Genre: Electronica | Label: Erased Tapes/Indigo
TMPLT: The Verge
Hinter dem Namen TMPLT verbirgt sich ein DJ/Produzent aus Berlin. Auf seinem Debüt „The Verge“erschafft der Künstler (Pseudonym: Distale) eine finstere, bassreiche Klangwelt, die sich zwischen Industrial, Drum’n’Bass, Breakbeat, Dub und Techno bewegt und sich TMPLT zufolge von Artists wie The Prodigy oder Martyn sowie den Label-Releases von Finger Lickin’ Records inspiriert zeigt. Zum Einsatz kamen dabei Geräte wie der analoge Drumsynth Jomox Xbase 999, der Analogsynth Roland SH101 oder der polyphone Analogsynth Korg Minilogue. Das Ergebnis klingt düster, cineastisch und bisweilen beklemmend, aber zumeist gut tanzbar – ganz so, als wäre es die ideale Musik für einen kaum beleuchteten Kellerclub am Rande einer Industriemetropole. Cool auch der häufige Einsatz von Sprachsamples, der der ansonsten rein instrumentellen Musik noch mehr Vielfalt verleiht.

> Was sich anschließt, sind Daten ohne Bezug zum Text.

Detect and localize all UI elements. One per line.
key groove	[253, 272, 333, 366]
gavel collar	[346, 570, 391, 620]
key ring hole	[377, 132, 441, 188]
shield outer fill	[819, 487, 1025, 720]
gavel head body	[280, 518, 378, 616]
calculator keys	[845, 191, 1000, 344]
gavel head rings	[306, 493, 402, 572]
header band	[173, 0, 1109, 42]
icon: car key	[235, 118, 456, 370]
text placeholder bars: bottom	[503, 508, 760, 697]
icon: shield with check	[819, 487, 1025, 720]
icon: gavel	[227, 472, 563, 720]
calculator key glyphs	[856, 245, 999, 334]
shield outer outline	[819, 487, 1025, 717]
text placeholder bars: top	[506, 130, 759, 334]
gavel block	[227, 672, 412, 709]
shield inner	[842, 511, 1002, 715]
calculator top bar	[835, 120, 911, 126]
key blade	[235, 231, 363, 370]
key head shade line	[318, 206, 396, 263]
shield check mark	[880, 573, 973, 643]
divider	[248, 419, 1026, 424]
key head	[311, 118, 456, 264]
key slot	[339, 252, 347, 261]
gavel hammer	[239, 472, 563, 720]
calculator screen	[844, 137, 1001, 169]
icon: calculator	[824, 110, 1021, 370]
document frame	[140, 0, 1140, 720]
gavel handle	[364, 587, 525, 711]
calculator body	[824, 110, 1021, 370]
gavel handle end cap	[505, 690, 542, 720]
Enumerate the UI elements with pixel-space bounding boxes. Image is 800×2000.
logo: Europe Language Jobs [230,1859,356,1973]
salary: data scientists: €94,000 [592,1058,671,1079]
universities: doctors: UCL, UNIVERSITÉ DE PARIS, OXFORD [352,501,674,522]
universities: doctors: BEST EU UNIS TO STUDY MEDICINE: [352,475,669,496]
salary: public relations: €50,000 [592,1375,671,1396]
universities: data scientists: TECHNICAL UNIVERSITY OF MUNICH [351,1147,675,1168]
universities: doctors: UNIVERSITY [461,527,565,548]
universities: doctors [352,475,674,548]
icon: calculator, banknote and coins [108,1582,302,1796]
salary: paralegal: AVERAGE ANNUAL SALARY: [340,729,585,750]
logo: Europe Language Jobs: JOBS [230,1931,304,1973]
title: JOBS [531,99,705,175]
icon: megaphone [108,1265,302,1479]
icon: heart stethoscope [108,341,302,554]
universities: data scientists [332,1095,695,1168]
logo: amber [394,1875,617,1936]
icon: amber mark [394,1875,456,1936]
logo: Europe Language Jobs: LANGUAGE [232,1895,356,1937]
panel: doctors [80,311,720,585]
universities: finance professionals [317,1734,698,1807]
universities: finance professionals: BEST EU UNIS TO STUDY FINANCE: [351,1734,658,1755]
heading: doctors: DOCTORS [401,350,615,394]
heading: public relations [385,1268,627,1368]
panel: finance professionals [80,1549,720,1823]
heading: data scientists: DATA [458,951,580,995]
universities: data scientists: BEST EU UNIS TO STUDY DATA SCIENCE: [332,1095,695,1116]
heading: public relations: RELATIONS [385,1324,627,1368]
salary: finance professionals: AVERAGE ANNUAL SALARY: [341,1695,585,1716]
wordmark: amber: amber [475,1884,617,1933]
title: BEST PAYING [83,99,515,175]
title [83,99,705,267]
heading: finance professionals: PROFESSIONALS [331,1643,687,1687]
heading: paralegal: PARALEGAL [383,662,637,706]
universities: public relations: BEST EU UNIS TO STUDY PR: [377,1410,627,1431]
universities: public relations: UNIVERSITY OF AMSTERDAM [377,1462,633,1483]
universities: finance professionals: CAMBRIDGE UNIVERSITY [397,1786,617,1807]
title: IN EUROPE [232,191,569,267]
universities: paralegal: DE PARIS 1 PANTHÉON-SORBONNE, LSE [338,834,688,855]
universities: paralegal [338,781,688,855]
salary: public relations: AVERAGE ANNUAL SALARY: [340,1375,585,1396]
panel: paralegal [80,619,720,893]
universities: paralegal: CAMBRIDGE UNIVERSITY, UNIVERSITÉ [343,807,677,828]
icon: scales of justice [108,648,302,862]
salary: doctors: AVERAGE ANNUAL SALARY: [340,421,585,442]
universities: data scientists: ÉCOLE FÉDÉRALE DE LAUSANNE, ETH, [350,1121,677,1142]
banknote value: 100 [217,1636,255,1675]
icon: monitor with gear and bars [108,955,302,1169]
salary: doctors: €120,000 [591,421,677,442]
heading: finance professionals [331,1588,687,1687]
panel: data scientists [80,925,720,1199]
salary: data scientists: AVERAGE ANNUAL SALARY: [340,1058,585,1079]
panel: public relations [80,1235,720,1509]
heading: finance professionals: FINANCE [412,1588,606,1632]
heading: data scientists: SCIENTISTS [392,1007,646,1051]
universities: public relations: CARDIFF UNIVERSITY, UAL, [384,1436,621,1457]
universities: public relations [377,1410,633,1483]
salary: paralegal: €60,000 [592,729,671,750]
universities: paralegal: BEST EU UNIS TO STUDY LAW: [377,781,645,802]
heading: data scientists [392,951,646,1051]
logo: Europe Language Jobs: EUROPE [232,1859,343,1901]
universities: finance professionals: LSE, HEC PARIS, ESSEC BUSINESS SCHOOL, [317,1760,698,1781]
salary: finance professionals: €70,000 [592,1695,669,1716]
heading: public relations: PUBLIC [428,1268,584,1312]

Genre: Industrial, Drum’n’Bass, Techno | Label: [TMPLT Records]
Tridact: Unknown Planes
Aus dem Rogue Valley im US-amerikanischen Bundesstaat Oregon stammt das Projekt Tridact, hinter dem der Kalifornier Brandon Johnson steckt. Nach einer etwas längeren Pause präsentiert er mit „Unknown Planes“sein zweites Album, das mit einem Mix aus analogem und digitalem Equipment produziert wurde, dabei aber – ob gewollt oder nicht – einen deutlichen Retro-Charme aufweist, denn das Sounddesign wirkt eher wie aus den 90ern. Grob zwischen Electronic, Nu Disco und House sind die acht Instrumentals angesiedelt. Sie klingen fluffig, heiter und verspielt und haben einen recht hohen Melodieanteil. Sicher keine Musik, die ein großes Publikum finden wird, aber ein kurzweiliges, angenehmes Electronic-Album für zwischendurch, das etwas Sonnenschein ins Büro bringt und mitunter auch gut in ein Computerspiel passen würde.